The G.E.C.

“What do you do?  ” What is the GEC?” “What is your job really?” “But you actually just copy papers all day, right?”

Let me clarify. I work at the Guinness Enterprise Centre. I do not work for Guinness. I do not get free Guinness. I do work hard. I do communicate with humans at 9 am (which has made me a fake morning person). I do not copy papers mindlessly, unless the main printer breaks. I do not sit in the back on Facebook staring at the clock because I am bored. I do not always have an easy job.

I work the main reception desk for the GEC Monday through Thursday. I am the first face people see when they walk into the building and the last they see when they leave. The only bad thing about this is if there is a shooter, I would die first, happy days. I collect the post for all of the companies that function through the GEC. I answer the phone for these companies and direct the call further.

Before you thing it isn’t to difficult, some of the companies are based in different countries and different places around Dublin. The people in the build are from all over the world, which means accents from all over, another reason why I don’t really remember my first day. When you pick up the phone the person on the other end could be an Englishman, another Irishmen or maybe someone from Italy, and just think how shocked they are to hear an American on the other end. The worst thing about talking to multiple people is forgetting I have an accent too. It doesn’t stick out too bad, except when I’m alone and feel I need an accent to fit in. Or when I drop a ‘yall’ or ‘fixin’ or anything extremely southern.

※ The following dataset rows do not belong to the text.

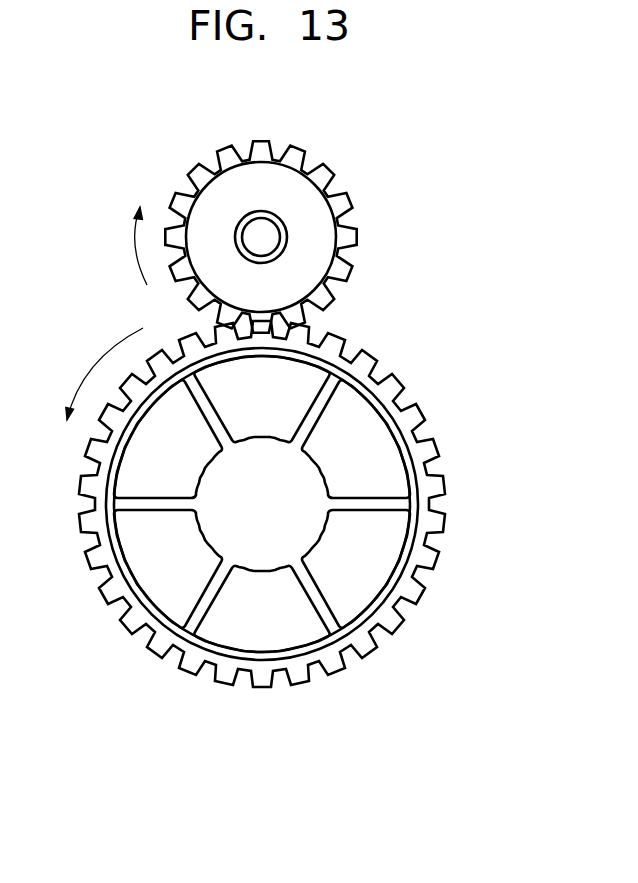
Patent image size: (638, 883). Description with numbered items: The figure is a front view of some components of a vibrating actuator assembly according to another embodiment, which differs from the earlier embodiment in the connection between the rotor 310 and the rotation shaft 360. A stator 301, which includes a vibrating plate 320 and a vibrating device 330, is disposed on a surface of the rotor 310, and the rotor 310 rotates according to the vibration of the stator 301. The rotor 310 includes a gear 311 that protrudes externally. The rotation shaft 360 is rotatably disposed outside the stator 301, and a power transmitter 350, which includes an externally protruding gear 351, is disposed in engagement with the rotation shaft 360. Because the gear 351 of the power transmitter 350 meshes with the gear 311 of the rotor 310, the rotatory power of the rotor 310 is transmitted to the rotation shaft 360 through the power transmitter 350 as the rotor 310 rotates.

The stator 301 is at (341, 504).
The rotor 310 is at (324, 546).
The gear 311 is at (218, 684).
The vibrating plate 320 is at (403, 503).
The vibrating device 330 is at (390, 535).
The power transmitter 350 is at (298, 236).
The gear 351 is at (345, 208).
The rotation shaft 360 is at (267, 233).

The only time I felt I didn’t belong here was the first week, but this was mainly my fault. I played the ‘I’m new and awkward, HELP!’ card which helped no one. I quickly realized that this place wasn’t taken out of of horror film, it was just a few hundred people living out their dreams. After I got over the initial shock The GEC became a home, yes I did just get cheesy. I happen to like cheese, it taste good. Anyways, I felt coming in at 9 am wasn’t horrible because the people I work with didn’t suck, they were funny, they understood me, and they hated aspects of working that I did. Linda hates when humans want her attention. Lisa gets my sass. Vicky laughs at my jokes, which boosts my ego. I found a great home, and with time ticking away it will be hard to leave.